Small steps, smaller balloons
Hunfeld, along with colleagues from TU Delft, also stepped up to the manufacturers of disposable products, asking what they need. For example, intensivists indicated that the balloon they use to ventilate patients before hooking them up to a machine is 1.5 times too large. “We hope the manufacturer will now want to start producing smaller balloons. And other solution may be for companies to change their business model, where the hospital will rent materials or processes instead of buying them. At Erasmus MC, we already do this when it comes to hospital beds.”
Erasmus MC also initiated a CIRCO track by Blue City, in which all hospitals from South Holland together followed a training program to become more sustainable. That her hospital is setting an example for the region in this, Hunfeld thinks is logical. “We are an academic center. That means we have a social responsibility. Erasmus MC has to set an example; we also have the capacity to do research.”

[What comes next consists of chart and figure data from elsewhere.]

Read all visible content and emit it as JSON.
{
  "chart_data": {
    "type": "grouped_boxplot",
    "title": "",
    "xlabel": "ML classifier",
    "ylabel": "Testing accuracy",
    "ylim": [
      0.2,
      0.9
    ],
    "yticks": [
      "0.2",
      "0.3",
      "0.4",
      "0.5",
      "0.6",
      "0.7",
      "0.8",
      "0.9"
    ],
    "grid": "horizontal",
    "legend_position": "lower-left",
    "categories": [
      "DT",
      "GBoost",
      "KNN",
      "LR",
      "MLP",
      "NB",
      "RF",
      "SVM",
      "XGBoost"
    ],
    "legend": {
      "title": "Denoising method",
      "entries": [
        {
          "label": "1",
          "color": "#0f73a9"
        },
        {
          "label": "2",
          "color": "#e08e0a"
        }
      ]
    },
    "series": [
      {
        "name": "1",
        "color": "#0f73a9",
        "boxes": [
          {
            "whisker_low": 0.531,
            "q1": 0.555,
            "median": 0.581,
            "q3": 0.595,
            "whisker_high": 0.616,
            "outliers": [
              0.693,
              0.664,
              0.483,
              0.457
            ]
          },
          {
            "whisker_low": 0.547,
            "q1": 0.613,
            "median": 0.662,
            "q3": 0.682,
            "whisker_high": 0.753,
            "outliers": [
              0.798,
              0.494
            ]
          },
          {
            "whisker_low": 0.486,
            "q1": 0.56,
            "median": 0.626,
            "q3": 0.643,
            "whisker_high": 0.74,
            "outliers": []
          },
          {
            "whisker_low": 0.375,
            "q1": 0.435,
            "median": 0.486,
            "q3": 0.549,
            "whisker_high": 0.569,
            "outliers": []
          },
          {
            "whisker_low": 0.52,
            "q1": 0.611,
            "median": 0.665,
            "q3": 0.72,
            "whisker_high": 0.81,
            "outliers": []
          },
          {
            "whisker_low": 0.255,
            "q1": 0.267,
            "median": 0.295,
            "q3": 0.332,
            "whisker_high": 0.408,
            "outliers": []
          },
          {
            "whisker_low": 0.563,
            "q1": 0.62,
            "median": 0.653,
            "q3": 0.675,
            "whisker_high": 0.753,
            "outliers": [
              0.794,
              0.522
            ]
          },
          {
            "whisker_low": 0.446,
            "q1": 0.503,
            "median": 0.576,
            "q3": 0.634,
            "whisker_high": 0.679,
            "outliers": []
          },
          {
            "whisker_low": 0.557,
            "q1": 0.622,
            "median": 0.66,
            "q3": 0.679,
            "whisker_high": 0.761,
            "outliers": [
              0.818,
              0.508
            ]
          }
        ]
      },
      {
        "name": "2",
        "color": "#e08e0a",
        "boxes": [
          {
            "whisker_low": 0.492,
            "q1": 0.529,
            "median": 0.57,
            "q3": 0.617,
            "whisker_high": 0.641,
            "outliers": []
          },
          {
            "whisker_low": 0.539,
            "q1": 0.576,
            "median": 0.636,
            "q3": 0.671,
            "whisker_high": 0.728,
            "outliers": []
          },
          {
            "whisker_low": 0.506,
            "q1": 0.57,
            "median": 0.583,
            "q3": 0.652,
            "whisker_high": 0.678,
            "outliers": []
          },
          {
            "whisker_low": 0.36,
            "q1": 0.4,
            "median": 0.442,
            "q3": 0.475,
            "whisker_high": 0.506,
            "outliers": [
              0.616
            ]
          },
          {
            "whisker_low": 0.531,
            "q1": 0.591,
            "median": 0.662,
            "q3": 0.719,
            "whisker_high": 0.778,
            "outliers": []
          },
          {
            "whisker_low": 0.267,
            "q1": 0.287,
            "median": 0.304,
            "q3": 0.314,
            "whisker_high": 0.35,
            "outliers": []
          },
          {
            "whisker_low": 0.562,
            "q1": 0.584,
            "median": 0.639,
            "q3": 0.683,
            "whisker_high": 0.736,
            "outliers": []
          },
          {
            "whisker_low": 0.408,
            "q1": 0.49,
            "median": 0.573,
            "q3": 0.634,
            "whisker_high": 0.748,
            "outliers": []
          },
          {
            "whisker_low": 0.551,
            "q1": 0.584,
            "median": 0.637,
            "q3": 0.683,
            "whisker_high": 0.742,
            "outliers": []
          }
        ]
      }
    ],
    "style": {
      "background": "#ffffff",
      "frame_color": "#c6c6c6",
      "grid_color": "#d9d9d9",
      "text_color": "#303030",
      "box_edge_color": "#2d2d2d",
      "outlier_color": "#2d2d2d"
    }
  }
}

There is still a long way to go before the ICU is fully circular. For that, behavioral change and more sustainable products from suppliers are not enough. For example, current legislation does not allow recycled materials to be reused. On the shop floor, at least, Hunfeld is doing what she can. “I have very often been told: what are you up to now? By now I know not to care too much about that. I just keep going, every step is one.”